流石に真っ裸というのは倫理的にも、俺の精神的にも不味いので部屋に散乱していた服のなかから下着だけを持ってきて強制的につけさせた。
「さて、空腹を満たしたところで、話を聞こうか」
「ちょっとムリ。まだお腹すいてるから。食べ終わったらね」
「あー、そうですか」
って、ちょっと、それ俺の夕飯……あぁ……
あろうことか、まろうどの分際で主が提供した食事だけでは飽き足りず、主の分まで食い尽くすとは……昔なら物の怪に取りつかれた扱いされて、清められるぞ?

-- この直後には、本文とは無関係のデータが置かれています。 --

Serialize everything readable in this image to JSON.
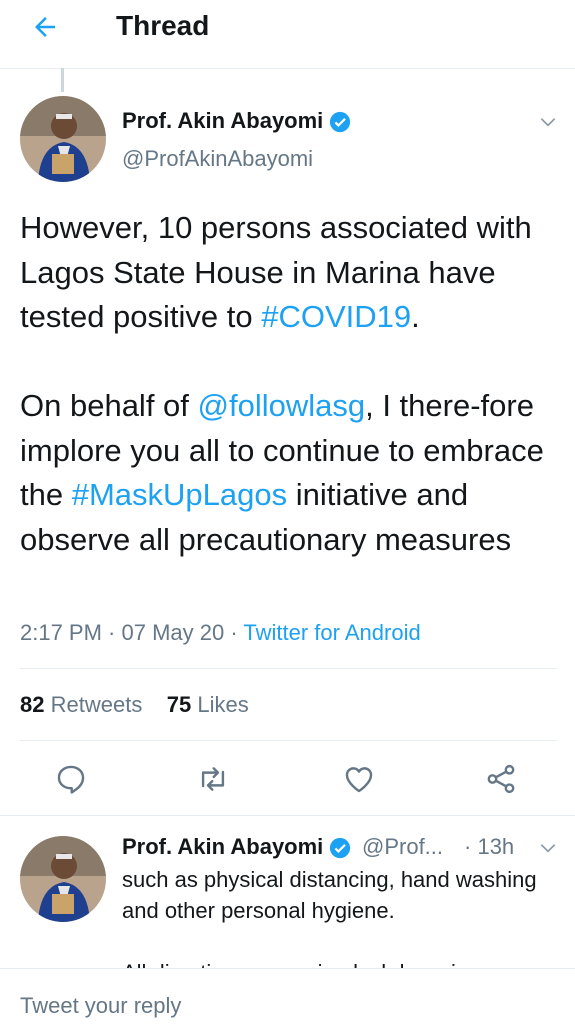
{
  "header": {
    "title": "Thread",
    "back_icon": "arrow-left-icon"
  },
  "main_tweet": {
    "author": {
      "name": "Prof. Akin Abayomi",
      "handle": "@ProfAkinAbayomi",
      "verified": true
    },
    "text": {
      "para1_start": "However, 10 persons associated with Lagos State House in Marina have tested positive to ",
      "para1_hashtag": "#COVID19",
      "para1_end": ".",
      "para2_start": "On behalf of ",
      "para2_mention": "@followlasg",
      "para2_mid": ", I there-fore implore you all to continue to embrace the ",
      "para2_hashtag": "#MaskUpLagos",
      "para2_end": " initiative and observe all precautionary measures"
    },
    "time": "2:17 PM",
    "date": "07 May 20",
    "source": "Twitter for Android",
    "retweets_count": "82",
    "retweets_label": "Retweets",
    "likes_count": "75",
    "likes_label": "Likes"
  },
  "reply_tweet": {
    "author": {
      "name": "Prof. Akin Abayomi",
      "handle": "@Prof...",
      "verified": true
    },
    "age": "13h",
    "text_line1": "such as physical distancing, hand washing and other personal hygiene.",
    "text_line2": "All directives on easing lockdown in"
  },
  "composer": {
    "placeholder": "Tweet your reply"
  },
  "colors": {
    "accent": "#1da1f2",
    "secondary_text": "#657786",
    "primary_text": "#14171a",
    "divider": "#e6ecf0"
  }
}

「で、もう一度お聞きしますが、いったいどういう状況であんなことに?」
「(……モグモグ……)ん?」
「頼むから最低限の量は残しておいてね?」
「(コク)」
はぁ……どうせ全部この下着少女に食べられるよ。諦めて、別のモノ作るか……
みるみるうちにお皿は綺麗になっていき、やがて全てのお皿が綺麗になった。
「さぞ、お腹は満たされたことでしょうね?で……君は一体あんな格好で何をしようとしていたんですかねぇ。さぁ、お聞かせ願おうか?」
「ごちそうさまです。中々美味であった」
「それは、お粗末様です。で、話の骨を折るな」
「いやぁ、それは翔太郎が全然お風呂から上がってこないのが悪いんだよ?」
「どうして、そこで俺の責任になる?」
「私だってお腹すくんだからね?」
「いや、なんだよ、そのアイドルだってトイレいくんですからね。みたいなの」
「とにかく、お腹がすいて死にそうだったんだからね」
「確かに、長風呂した俺にも非があったかもしれない。でも、どうしてそれが真っ裸になることになるんだ?」
「え?あまりに長いから、お風呂に凸ろうかなぁって。部屋は漁っちゃダメって言われたけど、お風呂には来るなとは言われてないでしょ?」
「なぁ……やっぱり、秋穂は頭のネジ外れてるんじゃないか?」
病気を疑うレベルで頭がおかしい。一度でいいから、その頭をパイナップルのように輪切りにしてじっくり観察してみたい。もしかしたら本当に妖精さんが住み着いているのかもしれない……
こんな姉を持って
「頭のネジは外れてないよ?いたって正常な美少女秋穂ちゃんは健在なのです!」
「はいはい、そうですか……アハハ」
苦笑しかできない俺をどうか許してください。
「さぁ、飯もくったことだ。寝るぞ」
「もう寝ちゃうの?あれあれ?熱い夜はどうしたの?秋穂ちゃんは現在送料無料でございますがいいんですか?」
「うるせぇ。黙って寝ろ」
「今なら、なんとお試し可能!どうですか!」
「お前……そんなに俺に襲われたいのか?」
「そんな訳じゃないよ!ただ暇なだけで……」
「黙って寝ろ、このビッチ。俺は疲れてるの。それにお前を襲う程飢えてねぇよ」
未だ下着姿の少女は不機嫌そうに布団へと潜った。
いつもこのペースに狂わせられる。本当にこんな奴に男がホイホイ来るとは……日本の男も堕ちるところまで堕ちたモノだ。顔だけみると美少女寄りなのは認めるが、どうしてこう日本人男性は面食いが多いのだろうか。え?俺?ハハ、ご冗談を秋穂みたいな外と中が一致しなさすぎる生命体を観てるので嫌でも面食いにはなれませんよ。
月明かりを片目に、ゆっくりと意識が堕ちて行く。